Energy is the potential to perform work, for example, to accelerate charge carriers for a certain period of time. An energy source can only release as much energy as has been supplied to it beforehand. This corresponds to the time during which work was performed, i.e. an energy exchange took place. Since energy cannot exist without prior work and work cannot be performed without energy, causality is complex and mutually dependent. For this reason, the following assumes the existence of an energy source that can then perform work.

Energy \(E\) is generally defined over the integrated distance between two points \(P_\mathrm {1}\) and \(P_\mathrm {2}\) via a force \(\vec {F}\).

\begin {equation} E = \int _{P_\mathrm {1}}^{P_\mathrm {2}} \vec {F} \cdot \mathrm {d}\vec {s} [E] = \text {1 Joule = 1 J = 1 Nm} \label {eq:Fds} \end {equation}

An electric force \(\vec {F}_\mathrm {{el}}\) is present when a charge \(Q\) is exposed to an electric field \(\vec {E}\). Multiplying both quantities yields the following expression:

\begin {equation} \vec {F}_\mathrm {{el}} = Q \cdot \vec {E} \end {equation}

Inserted into the formula 1, integration over the electric field strength \(\vec {E}\) yields the electric energy \(E_\mathrm {{el}}\). Since the amount of charge \(Q\) does not depend on the distance, it can be moved outside the integral.

\begin {equation} E_\mathrm {el} = Q \cdot \int _{P_\mathrm {1}}^{P_\mathrm {2}} \vec {E} \cdot \mathrm {d}\vec {s} \end {equation}

From Module 1, we know that the integral over an electric field under constant conditions is the voltage \(U\). This results in the following simplified representation.

\begin {equation*} [E_\mathrm {el}] = \text {1 Joule = 1 J = 1 Ws} \end {equation*} \begin {equation} E_\mathrm {el} = Q \cdot U \end {equation}

4 Electrical energy storage

Electrical energy storage devices are characterised by the fact that they store energy in electrical or magnetic fields. The basic storage devices of this type are capacitors and coils. The advantages of these energy storage devices are fast energy release and high efficiency. In practice, however, they have limited storage capacity and are expensive. Capacitors can undergo many charging cycles, but have a low energy density. In order to store energy in a coil, current must flow through it continuously, which is technically challenging and only possible in special cases..

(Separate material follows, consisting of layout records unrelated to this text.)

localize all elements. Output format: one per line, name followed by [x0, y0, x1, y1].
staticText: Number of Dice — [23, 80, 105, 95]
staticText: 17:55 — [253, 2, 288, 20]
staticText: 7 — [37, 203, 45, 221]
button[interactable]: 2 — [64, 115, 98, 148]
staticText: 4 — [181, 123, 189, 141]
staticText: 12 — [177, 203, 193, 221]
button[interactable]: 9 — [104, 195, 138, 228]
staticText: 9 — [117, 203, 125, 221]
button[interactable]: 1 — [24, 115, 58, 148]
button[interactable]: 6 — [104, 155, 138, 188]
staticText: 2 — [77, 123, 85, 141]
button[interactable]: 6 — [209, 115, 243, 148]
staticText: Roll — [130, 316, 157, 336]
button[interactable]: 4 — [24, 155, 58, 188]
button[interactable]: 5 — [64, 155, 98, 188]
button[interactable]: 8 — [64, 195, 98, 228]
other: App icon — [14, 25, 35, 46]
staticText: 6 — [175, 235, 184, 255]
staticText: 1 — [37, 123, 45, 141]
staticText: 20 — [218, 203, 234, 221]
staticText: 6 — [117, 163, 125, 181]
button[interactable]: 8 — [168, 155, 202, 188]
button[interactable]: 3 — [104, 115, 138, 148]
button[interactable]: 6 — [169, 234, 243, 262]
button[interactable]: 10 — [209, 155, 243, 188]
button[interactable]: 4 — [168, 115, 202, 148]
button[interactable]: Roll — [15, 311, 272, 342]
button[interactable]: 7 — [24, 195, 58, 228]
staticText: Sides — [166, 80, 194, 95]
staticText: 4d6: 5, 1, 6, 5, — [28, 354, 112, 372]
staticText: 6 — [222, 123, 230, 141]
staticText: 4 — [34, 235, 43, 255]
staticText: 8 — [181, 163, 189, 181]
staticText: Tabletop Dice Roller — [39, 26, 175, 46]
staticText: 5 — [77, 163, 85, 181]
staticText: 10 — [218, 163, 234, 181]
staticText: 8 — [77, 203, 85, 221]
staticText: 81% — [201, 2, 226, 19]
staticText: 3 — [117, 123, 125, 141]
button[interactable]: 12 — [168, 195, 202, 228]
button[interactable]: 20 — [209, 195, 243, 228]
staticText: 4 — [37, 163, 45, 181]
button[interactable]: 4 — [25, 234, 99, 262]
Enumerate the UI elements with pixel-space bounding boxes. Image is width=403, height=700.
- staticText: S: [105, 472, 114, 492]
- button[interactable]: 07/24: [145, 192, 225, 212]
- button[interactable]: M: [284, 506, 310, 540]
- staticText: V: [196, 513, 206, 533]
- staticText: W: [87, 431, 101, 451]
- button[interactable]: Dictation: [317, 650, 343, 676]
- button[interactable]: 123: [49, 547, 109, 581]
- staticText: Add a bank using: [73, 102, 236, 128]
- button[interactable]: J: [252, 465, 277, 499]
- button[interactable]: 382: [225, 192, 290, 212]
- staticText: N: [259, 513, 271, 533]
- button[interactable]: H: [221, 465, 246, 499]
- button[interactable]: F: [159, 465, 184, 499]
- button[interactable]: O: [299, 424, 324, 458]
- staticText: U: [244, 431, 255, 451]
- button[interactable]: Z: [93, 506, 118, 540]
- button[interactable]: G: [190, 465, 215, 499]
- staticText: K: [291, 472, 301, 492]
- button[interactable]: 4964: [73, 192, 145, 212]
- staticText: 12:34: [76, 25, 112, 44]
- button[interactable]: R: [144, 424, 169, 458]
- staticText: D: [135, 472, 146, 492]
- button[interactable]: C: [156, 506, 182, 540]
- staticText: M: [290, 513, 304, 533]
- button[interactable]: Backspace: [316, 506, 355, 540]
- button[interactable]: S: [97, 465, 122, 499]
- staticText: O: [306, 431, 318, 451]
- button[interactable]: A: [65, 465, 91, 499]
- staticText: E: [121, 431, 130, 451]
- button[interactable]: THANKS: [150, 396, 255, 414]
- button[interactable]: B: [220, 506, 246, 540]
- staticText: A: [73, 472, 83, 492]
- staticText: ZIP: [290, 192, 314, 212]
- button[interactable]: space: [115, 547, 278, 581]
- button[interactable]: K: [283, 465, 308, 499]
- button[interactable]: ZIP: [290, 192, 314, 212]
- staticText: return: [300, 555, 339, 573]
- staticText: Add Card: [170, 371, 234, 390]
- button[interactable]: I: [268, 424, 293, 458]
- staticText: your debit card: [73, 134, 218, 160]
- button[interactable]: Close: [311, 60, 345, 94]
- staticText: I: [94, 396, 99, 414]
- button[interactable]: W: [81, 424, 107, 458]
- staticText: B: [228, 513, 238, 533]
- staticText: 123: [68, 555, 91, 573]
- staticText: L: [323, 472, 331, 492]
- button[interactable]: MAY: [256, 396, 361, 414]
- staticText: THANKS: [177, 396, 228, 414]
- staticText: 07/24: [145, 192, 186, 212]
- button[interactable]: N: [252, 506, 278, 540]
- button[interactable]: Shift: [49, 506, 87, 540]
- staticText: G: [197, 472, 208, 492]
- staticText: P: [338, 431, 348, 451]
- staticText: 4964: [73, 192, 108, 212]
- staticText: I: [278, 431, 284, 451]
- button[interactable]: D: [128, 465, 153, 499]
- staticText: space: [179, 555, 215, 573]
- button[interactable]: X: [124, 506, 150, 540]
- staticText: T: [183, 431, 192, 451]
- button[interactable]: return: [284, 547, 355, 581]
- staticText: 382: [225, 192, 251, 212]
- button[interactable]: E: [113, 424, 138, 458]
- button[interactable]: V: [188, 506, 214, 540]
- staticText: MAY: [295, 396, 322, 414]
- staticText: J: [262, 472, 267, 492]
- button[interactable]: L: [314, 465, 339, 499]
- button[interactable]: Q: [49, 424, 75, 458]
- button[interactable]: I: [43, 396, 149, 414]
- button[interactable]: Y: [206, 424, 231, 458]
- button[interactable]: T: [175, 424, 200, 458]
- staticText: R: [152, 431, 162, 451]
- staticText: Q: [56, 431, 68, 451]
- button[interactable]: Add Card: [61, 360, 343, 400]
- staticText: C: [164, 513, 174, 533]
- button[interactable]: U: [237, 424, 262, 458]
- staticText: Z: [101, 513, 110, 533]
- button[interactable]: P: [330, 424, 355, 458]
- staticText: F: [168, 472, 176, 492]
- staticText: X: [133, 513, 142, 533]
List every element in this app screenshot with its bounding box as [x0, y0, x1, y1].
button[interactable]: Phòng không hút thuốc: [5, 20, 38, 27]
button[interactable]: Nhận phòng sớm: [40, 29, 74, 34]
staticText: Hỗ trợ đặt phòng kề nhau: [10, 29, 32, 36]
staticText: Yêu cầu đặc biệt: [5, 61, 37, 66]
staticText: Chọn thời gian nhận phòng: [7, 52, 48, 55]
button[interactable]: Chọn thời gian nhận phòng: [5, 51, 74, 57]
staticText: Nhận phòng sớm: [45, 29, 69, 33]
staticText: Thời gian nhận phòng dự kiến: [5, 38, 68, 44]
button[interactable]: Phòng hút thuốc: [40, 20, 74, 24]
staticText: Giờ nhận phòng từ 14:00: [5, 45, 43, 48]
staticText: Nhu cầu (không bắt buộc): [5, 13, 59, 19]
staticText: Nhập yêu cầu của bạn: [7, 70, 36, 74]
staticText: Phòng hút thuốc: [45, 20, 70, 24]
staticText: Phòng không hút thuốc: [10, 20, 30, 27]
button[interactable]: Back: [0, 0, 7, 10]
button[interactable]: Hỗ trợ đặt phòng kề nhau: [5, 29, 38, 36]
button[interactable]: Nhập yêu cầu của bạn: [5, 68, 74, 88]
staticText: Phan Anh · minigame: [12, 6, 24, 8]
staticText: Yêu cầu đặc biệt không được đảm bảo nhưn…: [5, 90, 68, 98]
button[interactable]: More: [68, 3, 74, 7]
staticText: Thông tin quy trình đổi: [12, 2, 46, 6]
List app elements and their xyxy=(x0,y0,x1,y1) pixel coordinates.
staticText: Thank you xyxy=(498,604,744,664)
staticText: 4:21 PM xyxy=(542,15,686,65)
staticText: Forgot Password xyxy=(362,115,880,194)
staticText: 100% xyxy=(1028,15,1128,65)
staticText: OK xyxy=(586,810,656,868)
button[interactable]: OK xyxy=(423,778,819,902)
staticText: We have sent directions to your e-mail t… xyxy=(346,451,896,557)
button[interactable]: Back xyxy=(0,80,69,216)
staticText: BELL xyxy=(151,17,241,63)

Figure 2 shows the two basic types of electric energy storage. On the left, energy is stored in an electric field. This is achieved by placing charges with different signs on the capacitor plates. On the right-hand side, a coil is shown which, according to Lenz’s law, generates a magnetic field due to a current flow. The topics of coils and capacitors are covered in more detail in Module 3. Since a current flow is required to maintain the magnetic field, a coil does not constitute a storage device in which electrical energy can be stored outside a circuit through which current flows. A capacitor, on the other hand, can store electrical energy for a long time even without a connected circuit. This means that a capacitor can continue to release energy long after an electrical circuit has been switched off. For example, the rear light of a bicycle can continue to be supplied with electrical energy even when the dynamo is stationary at a red traffic light. This effect is undesirable in circuits with higher voltages, for example, as the electrical energy present in the capacitors can pose a hazard to people even after the systems have been switched off if there are no appropriate protective circuits.

Batteries are therefore often used for medium-term storage of larger amounts of energy (see Figure 3). Batteries store energy chemically, can store larger amounts over longer periods of time and are versatile, making them ideal for powering mobile applications.

Although batteries are versatile, they also have some disadvantages: they are often expensive to purchase and maintain, have a limited lifespan, and their manufacture and disposal can cause significant environmental pollution due to the raw materials used.